Above: The long question blocks are like the regular question blocks except they're... longer
It’s not because of the controls, and it’s not even really because of the presentation. Mario looks and feels a lot like he has in the past 3D games, with most of his movement involving either jumping or jumping, spinning around and landing hard. The only new trick up his red sleeve was the ability to roll, letting him tumble through hard-to-reach spaces and smash blocks that he otherwise would need a shell to destroy. It’s not an offensive attack – more of a slow, leisurely tumble that allows for more navigational options.
No, the way 3D Land manages to grab the classic feel is with its level design. There’s no hub world, and no over-world to explore. When we beat a level we pressed right on the d-pad, watched Mario walk a few feet, and then hit A to jump in. And once we jumped in, the levels themselves offered throwbacks to different eras in Mario’s career. First up was World 1-2, which was most traditional, playing like a classic side-scroller (though we were able to move back and forth in the environment to dodge obstacles). It still controlled like a typical 3D level, but 3D Land’s 3D-ness was kept in check, maintaining experience more reminiscent of Super Mario Bros. 3 than anything else. But when the third dimension did come into play with moderation, 3D land used it well. New enemies and obstacles still came into our path – like a black piranha plant that took advantage of the camera angle by breaking the fourth wall and shooting ink that stuck to screen – making the familiar feel fresh.
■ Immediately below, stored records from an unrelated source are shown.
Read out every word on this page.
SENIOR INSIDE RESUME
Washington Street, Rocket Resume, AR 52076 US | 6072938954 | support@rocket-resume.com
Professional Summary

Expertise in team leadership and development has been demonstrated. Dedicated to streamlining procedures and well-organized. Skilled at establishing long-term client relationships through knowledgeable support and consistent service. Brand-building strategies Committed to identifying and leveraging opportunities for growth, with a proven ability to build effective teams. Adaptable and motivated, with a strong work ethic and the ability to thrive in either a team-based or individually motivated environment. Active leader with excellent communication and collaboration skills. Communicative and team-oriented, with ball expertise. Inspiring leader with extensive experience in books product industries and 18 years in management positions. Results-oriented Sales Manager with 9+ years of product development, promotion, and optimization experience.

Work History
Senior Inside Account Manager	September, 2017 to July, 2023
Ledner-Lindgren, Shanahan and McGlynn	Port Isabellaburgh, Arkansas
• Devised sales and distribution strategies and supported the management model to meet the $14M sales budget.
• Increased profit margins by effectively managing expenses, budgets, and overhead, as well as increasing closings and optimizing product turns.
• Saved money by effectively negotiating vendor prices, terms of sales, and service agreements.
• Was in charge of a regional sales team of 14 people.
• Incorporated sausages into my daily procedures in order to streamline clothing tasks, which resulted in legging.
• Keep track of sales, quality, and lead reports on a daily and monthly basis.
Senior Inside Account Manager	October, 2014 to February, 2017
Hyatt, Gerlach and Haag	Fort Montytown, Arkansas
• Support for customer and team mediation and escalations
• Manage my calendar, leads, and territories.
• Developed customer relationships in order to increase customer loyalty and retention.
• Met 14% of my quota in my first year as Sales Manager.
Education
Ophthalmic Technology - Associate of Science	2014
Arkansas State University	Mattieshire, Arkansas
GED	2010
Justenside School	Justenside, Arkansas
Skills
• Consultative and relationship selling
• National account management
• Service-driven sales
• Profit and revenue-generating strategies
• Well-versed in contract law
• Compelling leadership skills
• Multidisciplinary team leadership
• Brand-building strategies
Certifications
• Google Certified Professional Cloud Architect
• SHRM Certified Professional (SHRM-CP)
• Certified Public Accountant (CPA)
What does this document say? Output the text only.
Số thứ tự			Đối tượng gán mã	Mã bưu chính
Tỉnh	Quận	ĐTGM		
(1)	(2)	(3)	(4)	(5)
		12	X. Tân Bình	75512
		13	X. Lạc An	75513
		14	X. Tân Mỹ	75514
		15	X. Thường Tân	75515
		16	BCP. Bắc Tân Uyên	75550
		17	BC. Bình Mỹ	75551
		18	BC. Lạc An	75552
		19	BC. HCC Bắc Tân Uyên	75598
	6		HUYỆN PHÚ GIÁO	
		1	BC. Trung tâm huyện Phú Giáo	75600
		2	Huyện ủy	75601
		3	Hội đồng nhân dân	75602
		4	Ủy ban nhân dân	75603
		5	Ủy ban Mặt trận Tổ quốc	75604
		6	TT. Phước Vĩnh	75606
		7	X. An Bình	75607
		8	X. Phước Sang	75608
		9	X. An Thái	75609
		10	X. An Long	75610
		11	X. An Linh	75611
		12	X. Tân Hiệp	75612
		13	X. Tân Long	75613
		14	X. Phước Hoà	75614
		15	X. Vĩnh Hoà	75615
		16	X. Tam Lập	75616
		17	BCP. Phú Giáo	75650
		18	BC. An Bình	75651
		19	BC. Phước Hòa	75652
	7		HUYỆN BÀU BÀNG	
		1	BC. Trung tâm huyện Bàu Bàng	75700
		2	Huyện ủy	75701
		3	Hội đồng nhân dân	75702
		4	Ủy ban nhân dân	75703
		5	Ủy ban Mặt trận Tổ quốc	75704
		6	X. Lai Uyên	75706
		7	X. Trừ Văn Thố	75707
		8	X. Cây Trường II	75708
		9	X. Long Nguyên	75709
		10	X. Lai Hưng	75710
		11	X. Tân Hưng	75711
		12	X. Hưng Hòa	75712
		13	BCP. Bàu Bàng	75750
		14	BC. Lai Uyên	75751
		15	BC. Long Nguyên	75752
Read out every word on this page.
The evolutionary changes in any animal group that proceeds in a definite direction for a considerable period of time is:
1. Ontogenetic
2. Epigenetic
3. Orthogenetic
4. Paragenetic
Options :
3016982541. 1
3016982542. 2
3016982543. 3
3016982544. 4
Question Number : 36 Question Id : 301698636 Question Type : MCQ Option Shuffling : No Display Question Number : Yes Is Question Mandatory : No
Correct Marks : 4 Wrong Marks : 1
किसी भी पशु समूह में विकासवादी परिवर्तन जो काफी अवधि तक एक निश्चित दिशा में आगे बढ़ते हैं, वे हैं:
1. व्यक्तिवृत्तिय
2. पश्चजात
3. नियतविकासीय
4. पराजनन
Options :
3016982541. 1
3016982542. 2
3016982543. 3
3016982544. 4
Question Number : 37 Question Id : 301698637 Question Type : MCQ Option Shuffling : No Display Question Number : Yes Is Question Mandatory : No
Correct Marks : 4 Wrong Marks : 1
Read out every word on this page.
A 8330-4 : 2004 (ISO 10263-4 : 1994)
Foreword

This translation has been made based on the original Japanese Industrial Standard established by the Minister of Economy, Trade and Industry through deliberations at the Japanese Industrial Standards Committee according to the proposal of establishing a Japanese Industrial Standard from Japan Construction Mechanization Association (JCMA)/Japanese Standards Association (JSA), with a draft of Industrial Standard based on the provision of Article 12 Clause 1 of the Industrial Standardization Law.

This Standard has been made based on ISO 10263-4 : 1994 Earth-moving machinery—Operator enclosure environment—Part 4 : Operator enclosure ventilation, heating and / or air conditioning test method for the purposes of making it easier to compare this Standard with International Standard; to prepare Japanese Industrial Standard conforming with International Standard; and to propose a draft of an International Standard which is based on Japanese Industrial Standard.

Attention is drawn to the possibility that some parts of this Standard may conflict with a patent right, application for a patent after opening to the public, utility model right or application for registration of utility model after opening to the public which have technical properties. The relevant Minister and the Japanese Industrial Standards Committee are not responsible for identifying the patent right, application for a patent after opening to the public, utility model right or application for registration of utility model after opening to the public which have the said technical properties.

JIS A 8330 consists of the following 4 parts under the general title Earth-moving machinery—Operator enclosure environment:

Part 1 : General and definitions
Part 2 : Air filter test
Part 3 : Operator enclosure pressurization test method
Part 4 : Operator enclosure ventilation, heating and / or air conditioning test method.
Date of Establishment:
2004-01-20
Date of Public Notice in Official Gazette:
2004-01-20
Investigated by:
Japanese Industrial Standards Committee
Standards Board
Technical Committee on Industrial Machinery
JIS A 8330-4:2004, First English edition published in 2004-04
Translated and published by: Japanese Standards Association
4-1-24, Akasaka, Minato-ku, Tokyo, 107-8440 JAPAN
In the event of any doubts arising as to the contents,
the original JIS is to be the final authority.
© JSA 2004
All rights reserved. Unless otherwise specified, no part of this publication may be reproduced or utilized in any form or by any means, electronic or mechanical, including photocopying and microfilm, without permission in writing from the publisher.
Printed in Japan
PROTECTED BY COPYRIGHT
Above: Good news! You don't need to blow into the microphone to get the ink off your screen
The next level couldn’t have been more different. It started Mario off near binoculars, which utilized the 3DS’s gyroscope to look around. Here, we were given a look at the level ahead, filled with large drops and multiple paths. We also saw a Toad, who tossed a collectible coin into the middle of the level. Once we stepped back and started traversing the level we got our first Super Leaf, transforming Mario into Raccoon Mario. The return of this fan favorite has been wildly publicized, but what surprised us most, was how useful it was, again, thanks to the level design.